開発を始めた1994年当時、県内ではニジマスの養殖が盛んだったが、消費者の好みが変化し塩焼き用の小さな魚の需要が低下していた。追い打ちをかけるようにニジマスの病気が流行し、養殖業者からは「より病気に強い魚を」との声が届いた。そこで、同試験場は刺し身用の大型魚の開発に乗り出した。
降幡さんは、ニジマスの養殖業者に育て方や魚の病気の予防法などを指導していた。毎日丁寧に手をかけ育ててきた魚が大量に病気にかかり、廃棄せざるをえない養殖業者らの涙を何度も目の当たりにした。「病気になりにくく、安心して育てられる魚を」と決意を新たにした。
多種類の魚の掛け合わせを試す中、病原体を注射し、病気の発症率を探った。「この魚は病気にかかりやすいのでは」「見た目はどうか」。仲間と話し合いを重ねた。不安もあったが、性別を変更させたブラウントラウトと染色体を倍にしたニジマスを掛け合わせることに決めた。
信州サーモンの母親となる「染色体が2倍のニジマス」を作る技術は非常に難しく、安定して生産できるのは本県のみとされる。広い敷地での研究が可能で、全国にも出荷するほどニジマス養殖が盛んだったことや、染色体を2倍にするために卵に圧力をかける機械の使い方について研究員間の引き継ぎが円滑だった点などが要因とみられる。約10年間で22万粒の卵のうち成功して成魚に育ったのは0・02%、43匹のみ。降幡さんは「毎年何万匹も試して、やっと一匹残りましたという感じだ」と言う。

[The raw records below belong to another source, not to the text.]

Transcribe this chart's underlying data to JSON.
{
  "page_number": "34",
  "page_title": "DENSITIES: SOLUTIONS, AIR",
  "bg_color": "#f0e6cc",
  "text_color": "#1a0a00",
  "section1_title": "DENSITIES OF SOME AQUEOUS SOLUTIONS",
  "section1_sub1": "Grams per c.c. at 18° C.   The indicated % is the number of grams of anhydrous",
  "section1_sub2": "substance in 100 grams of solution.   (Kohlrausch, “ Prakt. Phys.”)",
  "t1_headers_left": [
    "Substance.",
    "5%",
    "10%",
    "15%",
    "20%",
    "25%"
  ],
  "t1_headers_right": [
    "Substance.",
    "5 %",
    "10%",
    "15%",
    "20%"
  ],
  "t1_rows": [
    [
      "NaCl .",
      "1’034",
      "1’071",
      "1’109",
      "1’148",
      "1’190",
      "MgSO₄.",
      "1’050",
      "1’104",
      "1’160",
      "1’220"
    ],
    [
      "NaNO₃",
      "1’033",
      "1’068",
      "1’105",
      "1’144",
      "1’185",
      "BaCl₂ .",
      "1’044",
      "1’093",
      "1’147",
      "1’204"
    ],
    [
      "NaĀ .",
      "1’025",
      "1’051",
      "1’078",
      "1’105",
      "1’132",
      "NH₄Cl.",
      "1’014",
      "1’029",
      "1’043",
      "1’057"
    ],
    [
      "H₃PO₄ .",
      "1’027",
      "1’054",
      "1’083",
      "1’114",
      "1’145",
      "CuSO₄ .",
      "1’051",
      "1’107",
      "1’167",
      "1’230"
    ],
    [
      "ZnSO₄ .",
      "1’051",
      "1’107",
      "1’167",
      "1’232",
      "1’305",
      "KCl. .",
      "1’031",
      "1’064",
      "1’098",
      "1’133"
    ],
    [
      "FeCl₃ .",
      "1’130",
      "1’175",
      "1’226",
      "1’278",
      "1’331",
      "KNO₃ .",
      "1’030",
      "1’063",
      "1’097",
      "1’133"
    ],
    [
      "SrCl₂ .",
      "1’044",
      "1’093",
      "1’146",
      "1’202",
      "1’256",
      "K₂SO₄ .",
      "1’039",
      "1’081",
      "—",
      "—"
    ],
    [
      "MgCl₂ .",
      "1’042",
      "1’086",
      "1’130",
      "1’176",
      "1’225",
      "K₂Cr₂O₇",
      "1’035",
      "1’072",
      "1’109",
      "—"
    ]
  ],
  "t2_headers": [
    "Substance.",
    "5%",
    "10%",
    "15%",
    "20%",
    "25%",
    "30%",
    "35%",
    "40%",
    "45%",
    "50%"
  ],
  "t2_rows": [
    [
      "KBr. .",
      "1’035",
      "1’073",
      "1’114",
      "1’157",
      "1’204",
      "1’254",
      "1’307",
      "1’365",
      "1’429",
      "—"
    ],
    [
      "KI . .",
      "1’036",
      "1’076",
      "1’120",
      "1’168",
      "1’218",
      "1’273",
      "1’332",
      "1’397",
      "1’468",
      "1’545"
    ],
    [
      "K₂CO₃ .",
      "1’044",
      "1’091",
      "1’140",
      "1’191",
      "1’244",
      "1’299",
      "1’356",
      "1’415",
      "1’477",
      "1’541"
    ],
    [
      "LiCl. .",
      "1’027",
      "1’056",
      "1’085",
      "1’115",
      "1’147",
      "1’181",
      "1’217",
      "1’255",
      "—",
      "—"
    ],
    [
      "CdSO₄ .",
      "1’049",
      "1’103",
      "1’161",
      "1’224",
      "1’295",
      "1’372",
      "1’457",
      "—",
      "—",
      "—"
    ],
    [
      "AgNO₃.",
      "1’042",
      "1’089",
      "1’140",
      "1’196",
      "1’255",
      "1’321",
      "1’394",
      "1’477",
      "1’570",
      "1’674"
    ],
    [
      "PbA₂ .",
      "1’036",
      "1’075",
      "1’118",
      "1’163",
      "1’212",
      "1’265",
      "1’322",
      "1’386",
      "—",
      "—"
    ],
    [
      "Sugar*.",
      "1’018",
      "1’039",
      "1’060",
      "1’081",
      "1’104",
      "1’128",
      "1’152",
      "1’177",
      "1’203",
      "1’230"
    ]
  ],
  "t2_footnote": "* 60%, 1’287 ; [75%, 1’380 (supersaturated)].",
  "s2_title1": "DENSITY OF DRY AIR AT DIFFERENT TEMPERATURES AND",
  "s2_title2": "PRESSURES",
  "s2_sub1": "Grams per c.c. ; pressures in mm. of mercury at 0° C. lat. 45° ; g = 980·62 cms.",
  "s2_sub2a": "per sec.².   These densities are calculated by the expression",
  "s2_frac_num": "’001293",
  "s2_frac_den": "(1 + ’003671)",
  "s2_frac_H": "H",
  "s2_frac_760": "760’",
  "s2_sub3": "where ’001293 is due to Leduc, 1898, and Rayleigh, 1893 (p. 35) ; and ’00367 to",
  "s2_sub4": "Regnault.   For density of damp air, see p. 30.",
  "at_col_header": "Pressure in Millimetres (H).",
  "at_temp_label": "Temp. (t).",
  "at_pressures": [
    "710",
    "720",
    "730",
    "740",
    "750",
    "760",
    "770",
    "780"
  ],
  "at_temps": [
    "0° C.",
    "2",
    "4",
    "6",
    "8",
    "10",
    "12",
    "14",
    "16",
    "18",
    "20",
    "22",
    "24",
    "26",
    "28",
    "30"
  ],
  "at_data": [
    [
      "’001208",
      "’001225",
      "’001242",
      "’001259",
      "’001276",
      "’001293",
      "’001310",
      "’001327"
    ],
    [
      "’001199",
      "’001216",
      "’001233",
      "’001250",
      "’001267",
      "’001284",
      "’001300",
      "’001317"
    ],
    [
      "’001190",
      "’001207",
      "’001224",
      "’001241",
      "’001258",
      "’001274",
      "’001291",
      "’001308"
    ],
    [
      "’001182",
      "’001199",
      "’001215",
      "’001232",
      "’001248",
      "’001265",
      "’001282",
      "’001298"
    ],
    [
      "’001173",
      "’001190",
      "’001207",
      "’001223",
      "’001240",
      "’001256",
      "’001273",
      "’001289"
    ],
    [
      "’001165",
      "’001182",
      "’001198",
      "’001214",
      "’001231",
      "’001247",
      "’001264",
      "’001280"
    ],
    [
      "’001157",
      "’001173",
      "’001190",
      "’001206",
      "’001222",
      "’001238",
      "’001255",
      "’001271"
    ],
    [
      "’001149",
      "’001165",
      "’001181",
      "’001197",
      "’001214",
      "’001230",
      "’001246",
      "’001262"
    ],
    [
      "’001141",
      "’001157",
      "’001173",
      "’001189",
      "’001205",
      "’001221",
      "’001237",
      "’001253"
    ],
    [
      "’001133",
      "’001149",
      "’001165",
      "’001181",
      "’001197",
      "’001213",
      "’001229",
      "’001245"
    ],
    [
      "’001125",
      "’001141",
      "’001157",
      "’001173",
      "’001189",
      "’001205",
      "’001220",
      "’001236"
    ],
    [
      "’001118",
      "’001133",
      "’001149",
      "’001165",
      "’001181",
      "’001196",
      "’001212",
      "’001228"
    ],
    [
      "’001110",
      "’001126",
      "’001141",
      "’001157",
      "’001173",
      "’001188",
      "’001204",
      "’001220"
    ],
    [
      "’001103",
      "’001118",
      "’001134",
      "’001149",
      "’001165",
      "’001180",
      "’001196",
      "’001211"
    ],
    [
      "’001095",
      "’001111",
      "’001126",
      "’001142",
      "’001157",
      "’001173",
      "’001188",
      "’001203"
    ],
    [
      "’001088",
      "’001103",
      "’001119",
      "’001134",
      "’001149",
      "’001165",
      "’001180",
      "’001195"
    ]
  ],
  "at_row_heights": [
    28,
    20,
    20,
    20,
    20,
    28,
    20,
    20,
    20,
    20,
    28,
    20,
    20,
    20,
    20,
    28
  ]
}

稚魚の生産が始まった後も困難は続いた。増産を目的に、安曇野の試験場から水がきれいで病気のリスクが低い木曽町の試験場に母親の魚を移動させると、水温の低さが原因で成長速度が鈍り採卵時期が約3か月遅れた。1月に大雪が降りしきる中、職員が採卵作業を行ったこともあった。
信州サーモンは、2種類それぞれの魚の病気にかかりにくい特徴を遺伝的に継承している。病気に強く味も良い魚となり、職員は自信を持っていたが、実績のない魚は受け入れられない。養殖業者に頼み込み、2004年にようやく10万匹の稚魚を受け渡した。
病気に強いという評判が広がり、約20年を経て40万匹にまで増えた。病気に悩む業者も格段に減った。「生産者を助けることができた。試験場の皆で力を合わせ、長い年月をかけて研究して良かった」と降幡さんは喜ぶ。
その後も、改良に向けた研究は続いている。成長効率を高めるため、性別変更をさせる薬液の濃度などを変えたり、稚魚を育てる地下水に含まれ病気の原因となる窒素ガスを減らしたりした。近年の物価高騰を乗り越えるため、少量の餌で効率よく成長させられる信州サーモンの開発を目指す。
「どうか元気に育っておくれ」。降幡さんら多くの職員の願いが込められた稚魚が今年も5月に養殖業者の手に渡される。
◇信州サーモンの誕生から現在まで
1994年 水産試験場が研究を開始
2004年 水産庁に承認され、養殖業者に稚魚を出荷
2005年 消費者への提供開始
2010年 養殖業者が信州サーモン振興協議会を発足
2014年 地域団体商標を取得。特許庁に地域ブランドとして認められる
2020年 コロナ禍で売り上げが激減
2022年 訪日外国人客の増加や海外産サーモン高騰により需要が回復
◇信州サーモンの特徴
ニジマスとブラウントラウトを掛け合わせて作られており、ニジマスと同じ育て方が可能。品種改良した魚が子孫を残すと生態系に影響するとの懸念もあることから、繁殖能力は持たせず、一代限りの品種だ。
育てた稚魚(約3グラム)を県内の養殖業者にのみ出荷するため、信州でしか生産されない。2~3年間育てて体長60センチ、重さ2キロ・グラムほどの成魚を販売する。